Alice: | primary   | secondary |           |           | primary   |
Bob:   |           | primary   | secondary |           |           |
Carol: |           |           | primary   | secondary |           |
Dan:   | secondary |           |           | primary   | secondary |

Responsibilities

Both the primary and the secondary engineer must be available and unimpaired for responding to any incidents that occur. This means that the on-call engineer must have access to a laptop and internet during the rotation.

Most incidents are triggered by PagerDuty. The primary will receive an alert immediately during an incident. If the primary does not respond within 5m, the secondary will also receive an alert.

Both the primary and secondary are responsible for making sure that PagerDuty alerts are set up correctly and making sure that they are reachable via other communication channels.
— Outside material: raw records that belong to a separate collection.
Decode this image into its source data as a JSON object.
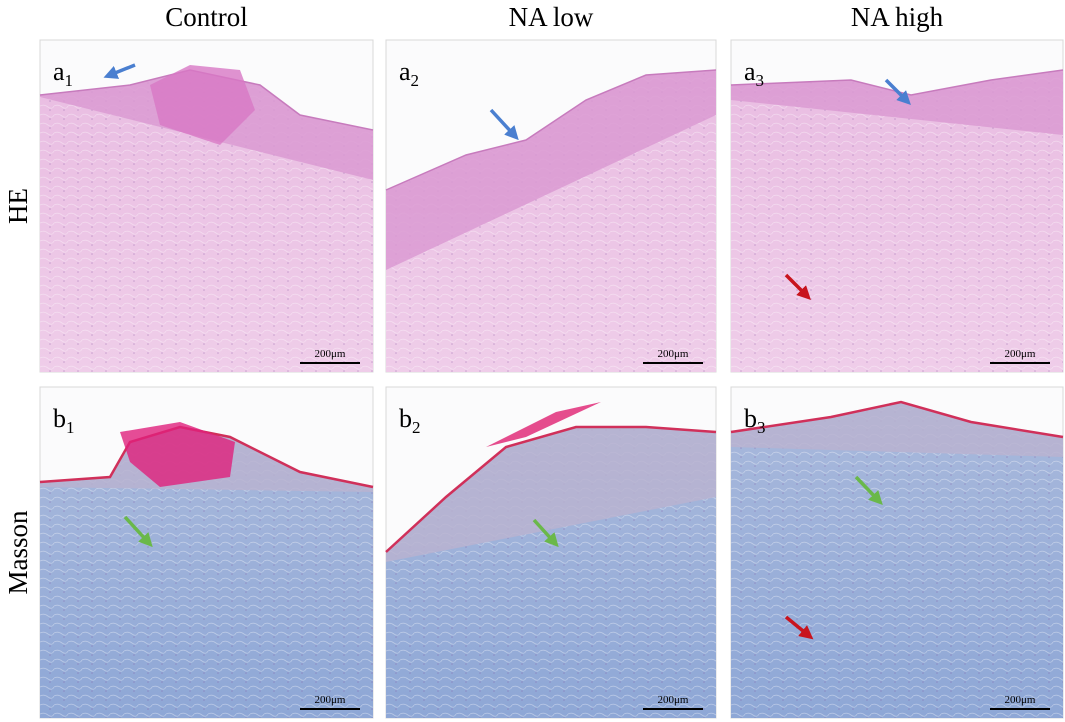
{
  "columns": [
    "Control",
    "NA low",
    "NA high"
  ],
  "rows": [
    {
      "label": "HE",
      "panels": [
        {
          "letter": "a",
          "index": "1",
          "scale": "200μm"
        },
        {
          "letter": "a",
          "index": "2",
          "scale": "200μm"
        },
        {
          "letter": "a",
          "index": "3",
          "scale": "200μm"
        }
      ]
    },
    {
      "label": "Masson",
      "panels": [
        {
          "letter": "b",
          "index": "1",
          "scale": "200μm"
        },
        {
          "letter": "b",
          "index": "2",
          "scale": "200μm"
        },
        {
          "letter": "b",
          "index": "3",
          "scale": "200μm"
        }
      ]
    }
  ]
}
Uncommon, but possibly reports will come in from other sources - so it is wise to keep an eye on Slack for anything unusual.

During an incident:

  1. acknowledge the incident
  2. grade the severity
  3. identify the cause
  4. fix the problem
  5. resolve the incident
  6. update the on-call journal

What to do during an incident

Breathe!

Although you are the first responder, it is important to understand that you are not alone.
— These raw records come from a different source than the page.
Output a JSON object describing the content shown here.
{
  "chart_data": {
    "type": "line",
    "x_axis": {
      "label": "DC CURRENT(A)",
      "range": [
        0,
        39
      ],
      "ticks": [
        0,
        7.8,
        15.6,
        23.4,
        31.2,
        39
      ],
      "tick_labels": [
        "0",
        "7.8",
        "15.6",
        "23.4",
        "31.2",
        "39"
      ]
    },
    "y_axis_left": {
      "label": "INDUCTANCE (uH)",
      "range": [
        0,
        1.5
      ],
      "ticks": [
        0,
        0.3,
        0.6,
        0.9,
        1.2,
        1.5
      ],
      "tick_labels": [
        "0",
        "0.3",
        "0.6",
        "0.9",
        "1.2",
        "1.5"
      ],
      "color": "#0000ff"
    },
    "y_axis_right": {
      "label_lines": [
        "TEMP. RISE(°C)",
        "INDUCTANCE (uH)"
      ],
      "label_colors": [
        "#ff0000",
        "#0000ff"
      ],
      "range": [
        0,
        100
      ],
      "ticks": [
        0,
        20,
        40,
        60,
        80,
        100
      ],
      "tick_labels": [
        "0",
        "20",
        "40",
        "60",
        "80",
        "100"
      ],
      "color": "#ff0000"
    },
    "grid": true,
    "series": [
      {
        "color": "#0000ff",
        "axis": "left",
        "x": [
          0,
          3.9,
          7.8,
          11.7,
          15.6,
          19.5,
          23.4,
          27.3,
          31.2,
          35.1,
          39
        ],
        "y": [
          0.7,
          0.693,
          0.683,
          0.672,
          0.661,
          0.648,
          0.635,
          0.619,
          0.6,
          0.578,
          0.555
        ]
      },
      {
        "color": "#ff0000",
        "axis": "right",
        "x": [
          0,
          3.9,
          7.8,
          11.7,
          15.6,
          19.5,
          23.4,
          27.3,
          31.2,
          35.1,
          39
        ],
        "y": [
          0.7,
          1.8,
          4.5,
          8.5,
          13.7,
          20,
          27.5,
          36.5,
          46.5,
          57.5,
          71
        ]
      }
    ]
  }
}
Your job is to triage the incident - take the path of least resistance to minimize the impact of the incident. If a couple of servers are experiencing periodic hiccoughs, you don't necessarily need start bug hunting, simply increasing the pool size, or recycling the servers might be enough.
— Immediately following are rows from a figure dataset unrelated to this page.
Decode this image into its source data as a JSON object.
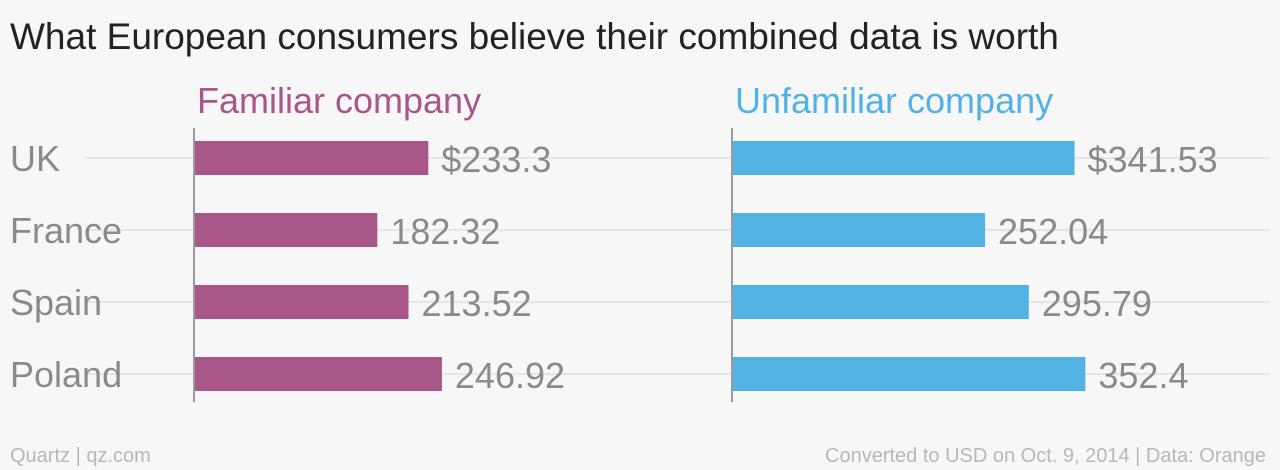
{
  "chart_data": {
    "type": "bar",
    "orientation": "horizontal",
    "title": "What European consumers believe their combined data is worth",
    "categories": [
      "UK",
      "France",
      "Spain",
      "Poland"
    ],
    "series": [
      {
        "name": "Familiar company",
        "color": "#a95688",
        "values": [
          233.3,
          182.32,
          213.52,
          246.92
        ],
        "value_labels": [
          "$233.3",
          "182.32",
          "213.52",
          "246.92"
        ]
      },
      {
        "name": "Unfamiliar company",
        "color": "#52b2e3",
        "values": [
          341.53,
          252.04,
          295.79,
          352.4
        ],
        "value_labels": [
          "$341.53",
          "252.04",
          "295.79",
          "352.4"
        ]
      }
    ],
    "xlim": [
      0,
      400
    ],
    "grid": true,
    "layout": "small multiples, side by side"
  },
  "footer": {
    "source_left": "Quartz | qz.com",
    "source_right": "Converted to USD on Oct. 9, 2014 | Data: Orange"
  }
}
Make sure you check the playbook and the on-call journal to see if the incident is a known problem with a known solution.

Occasionally, you will run into an issue which is not easily resolved and requires some further investigation. If this is the case, start by looking at monitoring services to get a high level understanding of the issue. If you think you can resolve the issue, great. If you are unsure whether you can solve the issue, make sure to timebox yourself, which leads to...

If you are unable to resolve the issue, no worries - you aren't alone. If you are the primary - call the secondary for assistance and vice-versa if you are the secondary. Failing that, call another engineer for assistance.

If the issue is less urgent - ping in @eng in slack. There are likely other engineers hanging out who can help.

The On-call Journal

The on-call journal is a tool used to record all production incidents. This is helpful when reviewing the stability of our production environment and prioritizing which issues should be pro-actively resolved. Additionally, it is helpful for engineers entering their shift to understand which issues to expect.

An entry to the journal should include timestamps (in UTC), who was involved, a description of the issue and resolution.

Larger incidents should have an additional post-mortem.

FAQ

Q: What if I have plans that interfere for a few hours of on-call?

A: It's your responsibility to find another engineer to cover that time for you. You can add overrides into PagerDuty.

Q: What if I have plans that interfere with a shift of on-call?

A: It's your responsibility to find another engineer who will be willing to trade shifts with you.

Q: What if I am sick and don't feel like I can respond appropriately?

A: Get someone to cover.

Q: Does this mean I need to abstain from over-indulging?

A: Yes.

Q: Do I need to carry my laptop with me everywhere?

A: Yes.

Q: What if I am caught without internet?

A: We will provide you with a wireless hotspot.